For those too young and therefore fortunate to not have experienced Ayala, his last season with the M’s as their #1 reliever was 62 appearances and a 7.29 ERA, I shix you not! That’s how bad the M’s management was. How do you keep putting a 7.29 ERA into a game?
Remember the earnest rumors that Ayala had compromising photos of Piniella’s relatives? That’s how bad it was.
Time to bring back Heathcliff Slocum. Or trade for him.
I’m glad you’re recognizing and documenting these mysterious patterns, Art. I think it’s the same force behind the NCAA women’s basketball final. When Ogunbowale desperately tried to make her first free throw, she missed. Then when she tried to miss her second free throw, it went in. As long as we hold onto the mindset of this being a throwaway, rebuilding year, we can’t miss. The only way to ruin this is to try and tinker to make the team “better.” It’s the George Costanza theory of doing the opposite of your better judgment. It works!
I know Dipoto will love your analogy between him and Costanza.
See above.
As a Mets fan who recalls the beginning of last season, I’d like to encourage Mariner fans to enjoy this run while it lasts. May you still have hope as August rolls around.
M’s fans would counter that they saw it in Seattle last year, when the M’s were solidly in the playoff mix July 5. You preach to the choir.
Indeed!
I know that as soon as I ask this question, the gig is up and the losing begins, but what becomes of the current plan, to offload valuable hitters to contenders for prospects (to bolster contenders pennant run chances), if the Mariners are still playing strong ball in July? What makes this plausible to me is that considering the Mariners history of futility, could they also be horribly inept at a rebuild and screw that up by winning?
Fair question. Jerry Dipoto told Larry Stone that 60 games is the custom before considering changes, but suggested that if they have the best record in late July, he would add. But not at the cost of premier prospects recently acquired. Which likely means he would stick to the original plan of unloading big contracts, because the M’s can’t sustain this pace.

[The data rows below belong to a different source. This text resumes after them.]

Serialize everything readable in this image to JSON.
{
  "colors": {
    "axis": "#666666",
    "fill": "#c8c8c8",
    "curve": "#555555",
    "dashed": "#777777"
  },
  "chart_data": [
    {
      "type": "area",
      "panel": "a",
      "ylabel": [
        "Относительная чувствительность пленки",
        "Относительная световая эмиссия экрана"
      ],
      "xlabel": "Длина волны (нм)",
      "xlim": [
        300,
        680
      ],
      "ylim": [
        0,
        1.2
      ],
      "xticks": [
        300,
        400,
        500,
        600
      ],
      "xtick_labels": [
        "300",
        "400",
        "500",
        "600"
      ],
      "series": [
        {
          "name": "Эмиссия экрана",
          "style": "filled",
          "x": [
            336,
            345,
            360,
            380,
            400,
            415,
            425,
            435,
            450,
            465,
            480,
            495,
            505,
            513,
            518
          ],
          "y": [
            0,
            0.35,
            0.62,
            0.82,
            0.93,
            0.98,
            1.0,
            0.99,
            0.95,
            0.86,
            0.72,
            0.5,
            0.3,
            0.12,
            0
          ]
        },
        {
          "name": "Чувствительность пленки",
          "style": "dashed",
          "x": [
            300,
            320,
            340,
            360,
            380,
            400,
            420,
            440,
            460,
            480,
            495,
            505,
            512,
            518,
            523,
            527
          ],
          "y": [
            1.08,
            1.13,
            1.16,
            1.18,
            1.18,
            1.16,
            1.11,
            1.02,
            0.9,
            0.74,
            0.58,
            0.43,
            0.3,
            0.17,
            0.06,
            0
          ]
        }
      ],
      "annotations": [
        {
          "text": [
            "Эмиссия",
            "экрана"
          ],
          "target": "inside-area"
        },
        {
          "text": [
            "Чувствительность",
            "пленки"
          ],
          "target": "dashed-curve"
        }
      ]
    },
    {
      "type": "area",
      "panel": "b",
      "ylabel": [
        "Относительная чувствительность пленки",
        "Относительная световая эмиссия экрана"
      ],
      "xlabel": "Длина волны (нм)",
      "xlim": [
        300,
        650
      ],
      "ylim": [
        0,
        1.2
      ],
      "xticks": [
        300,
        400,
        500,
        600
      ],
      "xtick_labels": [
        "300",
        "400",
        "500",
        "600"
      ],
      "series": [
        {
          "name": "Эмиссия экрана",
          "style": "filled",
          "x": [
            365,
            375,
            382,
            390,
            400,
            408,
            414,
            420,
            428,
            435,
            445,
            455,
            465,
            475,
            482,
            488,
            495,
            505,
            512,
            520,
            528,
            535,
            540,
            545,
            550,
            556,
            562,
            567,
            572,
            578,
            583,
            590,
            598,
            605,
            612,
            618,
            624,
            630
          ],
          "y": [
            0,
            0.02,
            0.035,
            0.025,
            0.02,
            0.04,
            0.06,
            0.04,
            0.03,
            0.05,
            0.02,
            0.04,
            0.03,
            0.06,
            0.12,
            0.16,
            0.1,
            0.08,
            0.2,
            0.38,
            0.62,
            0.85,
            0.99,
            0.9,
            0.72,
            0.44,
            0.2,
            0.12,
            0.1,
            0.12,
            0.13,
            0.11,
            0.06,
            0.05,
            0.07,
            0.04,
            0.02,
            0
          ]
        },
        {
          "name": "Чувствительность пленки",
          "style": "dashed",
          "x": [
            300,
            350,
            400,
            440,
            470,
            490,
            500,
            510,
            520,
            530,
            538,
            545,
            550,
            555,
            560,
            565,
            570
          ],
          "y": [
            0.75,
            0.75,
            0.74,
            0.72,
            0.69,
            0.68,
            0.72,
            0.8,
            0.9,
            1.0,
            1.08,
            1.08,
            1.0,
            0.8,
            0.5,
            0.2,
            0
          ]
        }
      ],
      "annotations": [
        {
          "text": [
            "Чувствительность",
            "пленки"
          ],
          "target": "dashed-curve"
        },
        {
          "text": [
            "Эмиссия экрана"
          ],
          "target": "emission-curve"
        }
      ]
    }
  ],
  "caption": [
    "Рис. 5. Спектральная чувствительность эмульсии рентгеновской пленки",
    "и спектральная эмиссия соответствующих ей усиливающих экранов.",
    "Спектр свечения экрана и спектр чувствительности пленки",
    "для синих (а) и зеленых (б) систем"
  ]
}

Wins in April count the same as wins in September. I thought they’d be garbage. I also thought they’d be bad in 2001 after losing A-Rod. Paul Abbott had like a 37 run ERA in 2001 but still won 20 games. Weird stuff happens apparently every 18 years with this team. It’s the most Mariners thing ever to not even tank correctly.
Remember in 09 when the M’s needed to lose only the final game of a meaningless season to get a shot at drafting Strasburg, but they won and took Ackley?
Now if the Mariners could only play defense.
Ruh Roh… 2 national press articles about the Mariners in 2 days, surely the jinx is on.
You did nothing but trash what management was doing to the team during the off season. I hope that gives you some pause in the future before you do your pundit thing.